I received a very irate phone call after yesterday’s post, in which I said that managers make their own stars and if that wasn’t happening then they needed to look at their own MAP, since it’s the basis of their management skills.
My caller informed me that I didn’t know what I was talking about; that poor performance was poor performance and that saying it was anything else was merely an effort to excuse it. He said all this at length, with great passion and fire.
I asked him to describe his management approach. The essence was that he had learned the hard way that most people weren’t like him; they didn’t really care about doing a good job, so he set very specific tasks and kept a close eye on what/how they were doing.

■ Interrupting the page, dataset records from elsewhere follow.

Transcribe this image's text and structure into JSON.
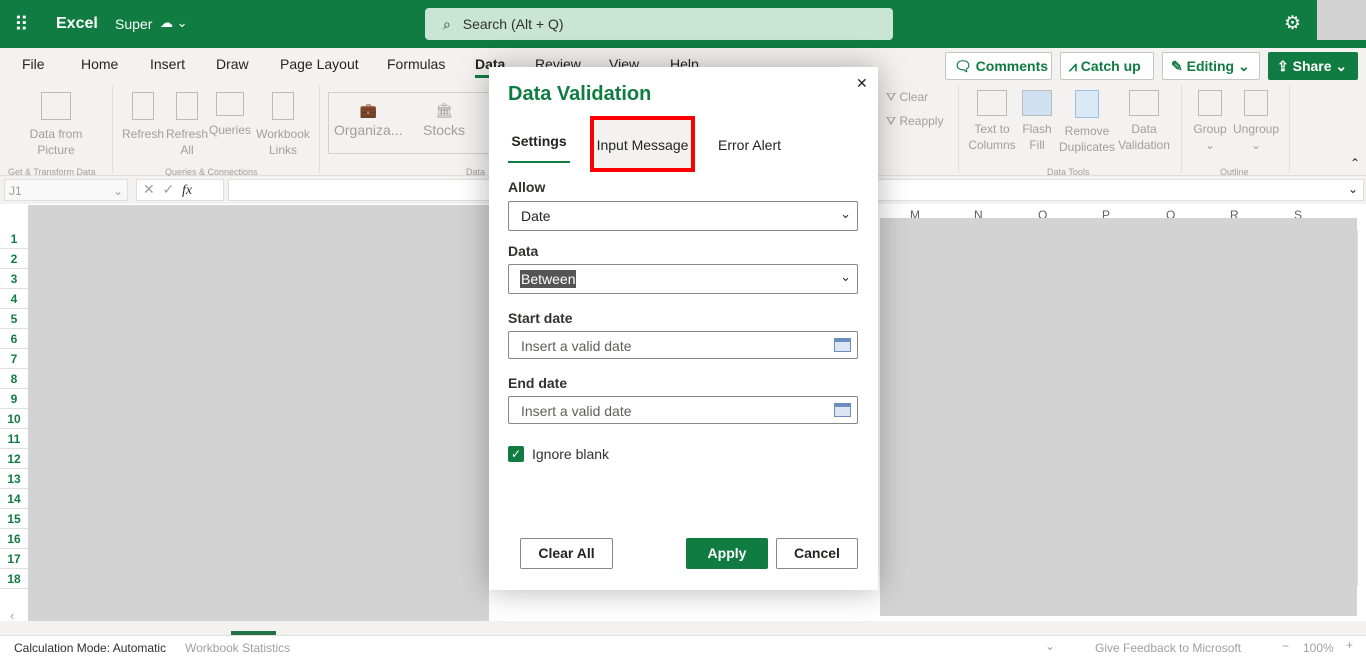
{
  "app": {
    "name": "Excel",
    "file": "Super",
    "search_placeholder": "Search (Alt + Q)"
  },
  "menu": [
    "File",
    "Home",
    "Insert",
    "Draw",
    "Page Layout",
    "Formulas",
    "Data",
    "Review",
    "View",
    "Help"
  ],
  "header_buttons": {
    "comments": "Comments",
    "catch_up": "Catch up",
    "editing": "Editing",
    "share": "Share"
  },
  "ribbon": {
    "data_from_picture": "Data from Picture",
    "refresh": "Refresh",
    "refresh_all": "Refresh All",
    "queries": "Queries",
    "workbook_links": "Workbook Links",
    "organiza": "Organiza...",
    "stocks": "Stocks",
    "clear": "Clear",
    "reapply": "Reapply",
    "text_to_columns": "Text to Columns",
    "flash_fill": "Flash Fill",
    "remove_duplicates": "Remove Duplicates",
    "data_validation": "Data Validation",
    "group": "Group",
    "ungroup": "Ungroup",
    "groups": {
      "get_transform": "Get & Transform Data",
      "queries_connections": "Queries & Connections",
      "data_types": "Data",
      "data_tools": "Data Tools",
      "outline": "Outline"
    }
  },
  "formula_bar": {
    "name_box": "J1",
    "fx": "fx"
  },
  "columns": [
    "M",
    "N",
    "O",
    "P",
    "Q",
    "R",
    "S"
  ],
  "rows": [
    "1",
    "2",
    "3",
    "4",
    "5",
    "6",
    "7",
    "8",
    "9",
    "10",
    "11",
    "12",
    "13",
    "14",
    "15",
    "16",
    "17",
    "18"
  ],
  "dialog": {
    "title": "Data Validation",
    "tabs": [
      "Settings",
      "Input Message",
      "Error Alert"
    ],
    "allow_label": "Allow",
    "allow_value": "Date",
    "data_label": "Data",
    "data_value": "Between",
    "start_label": "Start date",
    "start_placeholder": "Insert a valid date",
    "end_label": "End date",
    "end_placeholder": "Insert a valid date",
    "ignore_blank": "Ignore blank",
    "ignore_blank_checked": true,
    "clear_all": "Clear All",
    "apply": "Apply",
    "cancel": "Cancel"
  },
  "status": {
    "calc_mode": "Calculation Mode: Automatic",
    "workbook_stats": "Workbook Statistics",
    "feedback": "Give Feedback to Microsoft",
    "zoom": "100%"
  },
  "colors": {
    "brand": "#107c41",
    "highlight": "#ff0000"
  }
}
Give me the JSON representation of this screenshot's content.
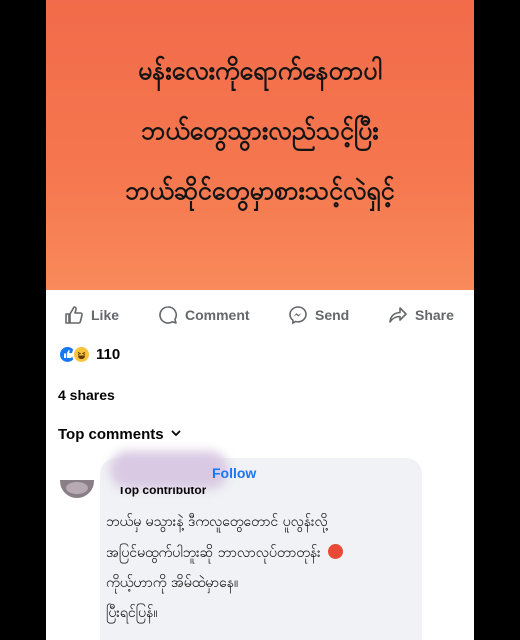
{
  "post": {
    "lines": [
      "မန်းလေးကိုရောက်နေတာပါ",
      "ဘယ်တွေသွားလည်သင့်ပြီး",
      "ဘယ်ဆိုင်တွေမှာစားသင့်လဲရှင့်"
    ],
    "background_color": "#f26b4a"
  },
  "actions": {
    "like_label": "Like",
    "comment_label": "Comment",
    "send_label": "Send",
    "share_label": "Share"
  },
  "reactions": {
    "icons": [
      "like-icon",
      "haha-icon"
    ],
    "count": "110"
  },
  "shares_text": "4 shares",
  "top_comments_label": "Top comments",
  "comment": {
    "follow_label": "Follow",
    "badge": "Top contributor",
    "lines": [
      "ဘယ်မှ မသွားနဲ့ ဒီကလူတွေတောင် ပူလွန်းလို့",
      "အပြင်မထွက်ပါဘူးဆို ဘာလာလုပ်တာတုန်း",
      "ကိုယ့်ဟာကို အိမ်ထဲမှာနေ။",
      "ပြီးရင်ပြန်။"
    ]
  },
  "colors": {
    "accent_blue": "#1877f2",
    "action_gray": "#65676b",
    "bubble_bg": "#f0f2f5"
  }
}
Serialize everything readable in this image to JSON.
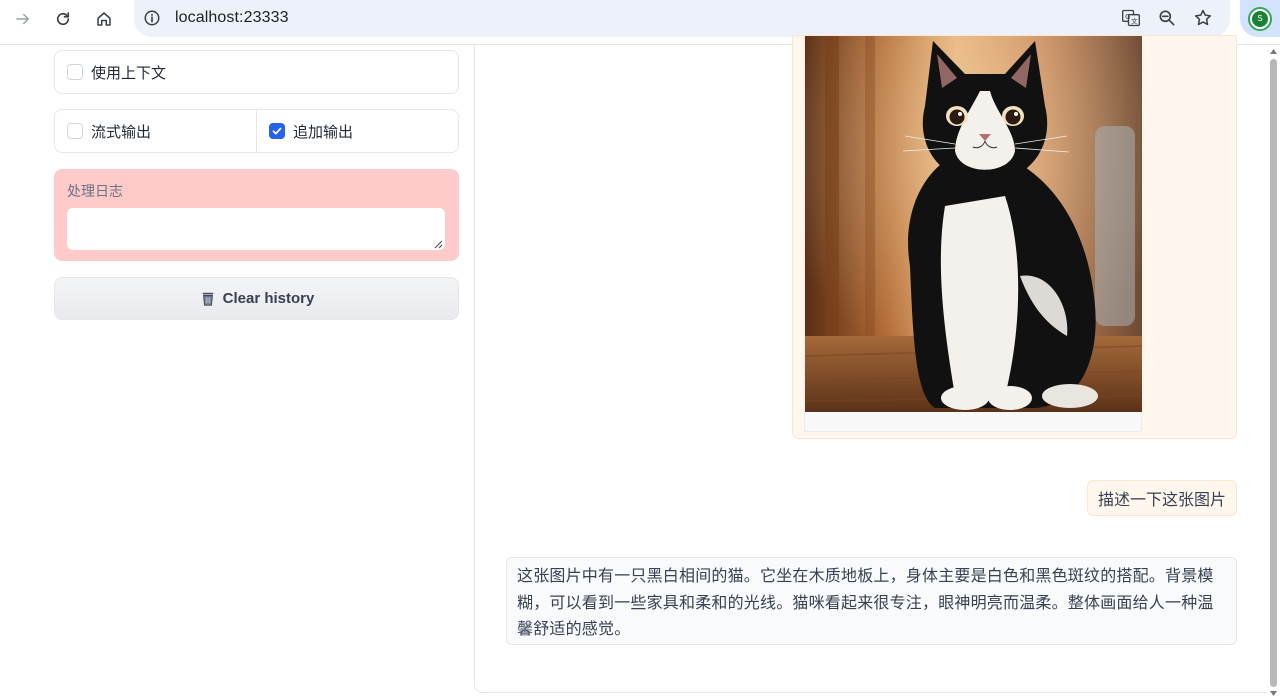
{
  "browser": {
    "url": "localhost:23333",
    "profile_initial": "S"
  },
  "settings": {
    "use_context_label": "使用上下文",
    "use_context_checked": false,
    "stream_output_label": "流式输出",
    "stream_output_checked": false,
    "append_output_label": "追加输出",
    "append_output_checked": true
  },
  "log": {
    "label": "处理日志",
    "value": ""
  },
  "clear_button": {
    "label": "Clear history",
    "icon": "trash-icon"
  },
  "chat": {
    "messages": [
      {
        "role": "user",
        "type": "image",
        "description_icon": "cat-photo"
      },
      {
        "role": "user",
        "type": "text",
        "text": "描述一下这张图片"
      },
      {
        "role": "assistant",
        "type": "text",
        "text": "这张图片中有一只黑白相间的猫。它坐在木质地板上，身体主要是白色和黑色斑纹的搭配。背景模糊，可以看到一些家具和柔和的光线。猫咪看起来很专注，眼神明亮而温柔。整体画面给人一种温馨舒适的感觉。"
      }
    ]
  },
  "colors": {
    "accent": "#2563eb",
    "log_background": "#fecaca",
    "user_bubble": "#fff7ed",
    "bot_bubble": "#f8fafc"
  }
}
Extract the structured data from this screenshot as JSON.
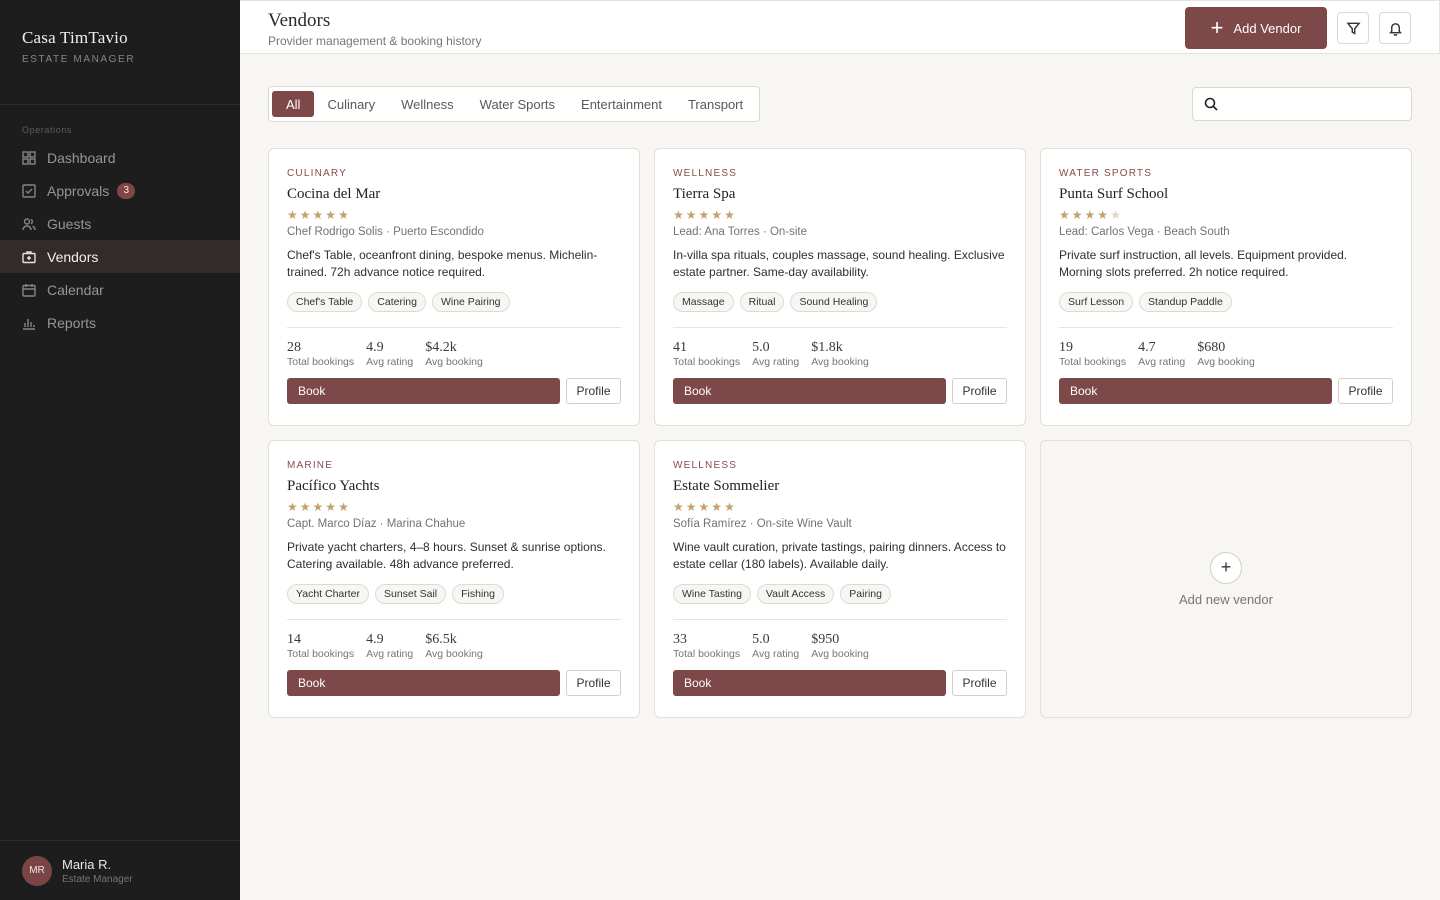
{
  "brand": {
    "name": "Casa TimTavio",
    "subtitle": "ESTATE MANAGER"
  },
  "sidebar": {
    "section_label": "Operations",
    "items": [
      {
        "label": "Dashboard",
        "icon": "grid-icon"
      },
      {
        "label": "Approvals",
        "icon": "check-square-icon",
        "badge": "3"
      },
      {
        "label": "Guests",
        "icon": "users-icon"
      },
      {
        "label": "Vendors",
        "icon": "briefcase-icon",
        "active": true
      },
      {
        "label": "Calendar",
        "icon": "calendar-icon"
      },
      {
        "label": "Reports",
        "icon": "bar-chart-icon"
      }
    ]
  },
  "user": {
    "initials": "MR",
    "name": "Maria R.",
    "role": "Estate Manager"
  },
  "header": {
    "title": "Vendors",
    "subtitle": "Provider management & booking history",
    "add_button": "Add Vendor"
  },
  "filters": {
    "tabs": [
      "All",
      "Culinary",
      "Wellness",
      "Water Sports",
      "Entertainment",
      "Transport"
    ],
    "active": "All"
  },
  "search": {
    "value": "",
    "placeholder": ""
  },
  "stat_labels": {
    "bookings": "Total bookings",
    "rating": "Avg rating",
    "avg": "Avg booking"
  },
  "buttons": {
    "book": "Book",
    "profile": "Profile"
  },
  "vendors": [
    {
      "category": "CULINARY",
      "name": "Cocina del Mar",
      "rating_stars": 5,
      "meta": "Chef Rodrigo Solis · Puerto Escondido",
      "description": "Chef's Table, oceanfront dining, bespoke menus. Michelin-trained. 72h advance notice required.",
      "tags": [
        "Chef's Table",
        "Catering",
        "Wine Pairing"
      ],
      "bookings": "28",
      "rating": "4.9",
      "avg_booking": "$4.2k"
    },
    {
      "category": "WELLNESS",
      "name": "Tierra Spa",
      "rating_stars": 5,
      "meta": "Lead: Ana Torres · On-site",
      "description": "In-villa spa rituals, couples massage, sound healing. Exclusive estate partner. Same-day availability.",
      "tags": [
        "Massage",
        "Ritual",
        "Sound Healing"
      ],
      "bookings": "41",
      "rating": "5.0",
      "avg_booking": "$1.8k"
    },
    {
      "category": "WATER SPORTS",
      "name": "Punta Surf School",
      "rating_stars": 4,
      "meta": "Lead: Carlos Vega · Beach South",
      "description": "Private surf instruction, all levels. Equipment provided. Morning slots preferred. 2h notice required.",
      "tags": [
        "Surf Lesson",
        "Standup Paddle"
      ],
      "bookings": "19",
      "rating": "4.7",
      "avg_booking": "$680"
    },
    {
      "category": "MARINE",
      "name": "Pacífico Yachts",
      "rating_stars": 5,
      "meta": "Capt. Marco Díaz · Marina Chahue",
      "description": "Private yacht charters, 4–8 hours. Sunset & sunrise options. Catering available. 48h advance preferred.",
      "tags": [
        "Yacht Charter",
        "Sunset Sail",
        "Fishing"
      ],
      "bookings": "14",
      "rating": "4.9",
      "avg_booking": "$6.5k"
    },
    {
      "category": "WELLNESS",
      "name": "Estate Sommelier",
      "rating_stars": 5,
      "meta": "Sofía Ramírez · On-site Wine Vault",
      "description": "Wine vault curation, private tastings, pairing dinners. Access to estate cellar (180 labels). Available daily.",
      "tags": [
        "Wine Tasting",
        "Vault Access",
        "Pairing"
      ],
      "bookings": "33",
      "rating": "5.0",
      "avg_booking": "$950"
    }
  ],
  "add_card": {
    "label": "Add new vendor"
  },
  "colors": {
    "accent": "#7d4848",
    "sidebar_bg": "#1e1d1d",
    "star": "#c6a06c"
  }
}
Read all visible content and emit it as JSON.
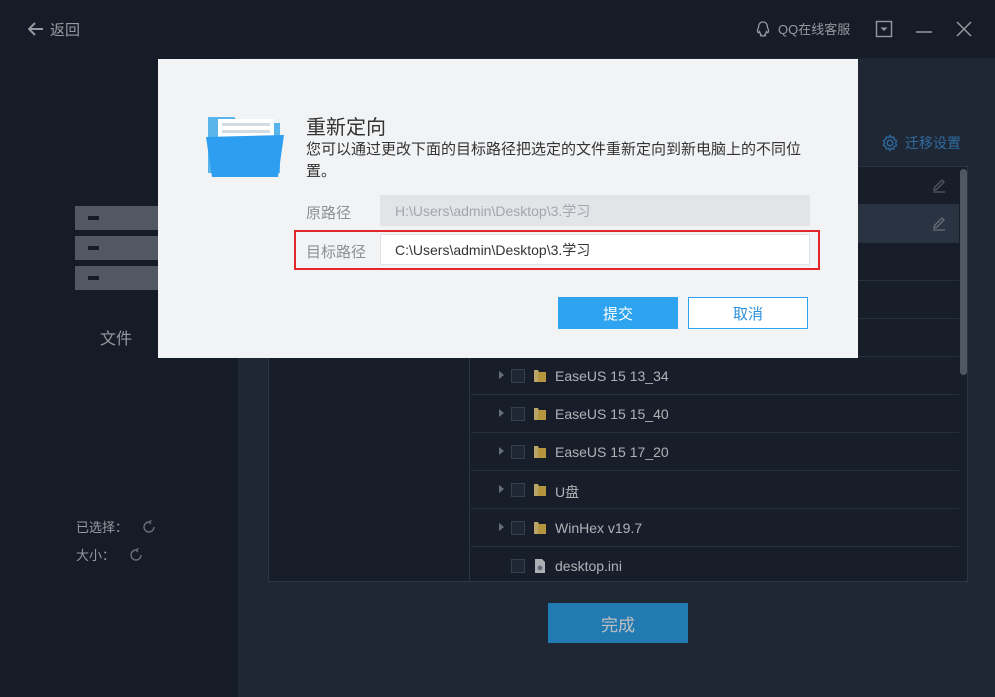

He said that his people got the assigned work done, but took little initiative; didn’t offer suggestions to improve anything and rarely put out more effort than was necessary—confirming his belief that they didn’t care.
He was angry because a peer group, managed by a guy who spent most of his time chatting with his workers and “codling them,” had just come up with a process improvement that would save the company millions.
He said that it didn’t make sense to him; he thought the guy was a wimpy manager, more worried about being liked than making sure the work got done.
I asked about turnover in both groups and he said that it was lower in the other group, because the manger was so laid back, and higher in his, mainly because he ran a demanding organization and people didn’t want to work that hard.
I didn’t argue with him, I mainly listened, but, with every word, he confirmed my long-held belief that stars are the result of managers’ MAP.
Finally, I asked how his manager worked. He said that his manger laid out the goals, didn’t interfere, and let him get on with the job. When I asked how he would feel if his manger managed him as he managed his group, he told me he wouldn’t tolerate it, but that it was a stupid question, since his boss knew that he cared, just as he knew that his people didn’t.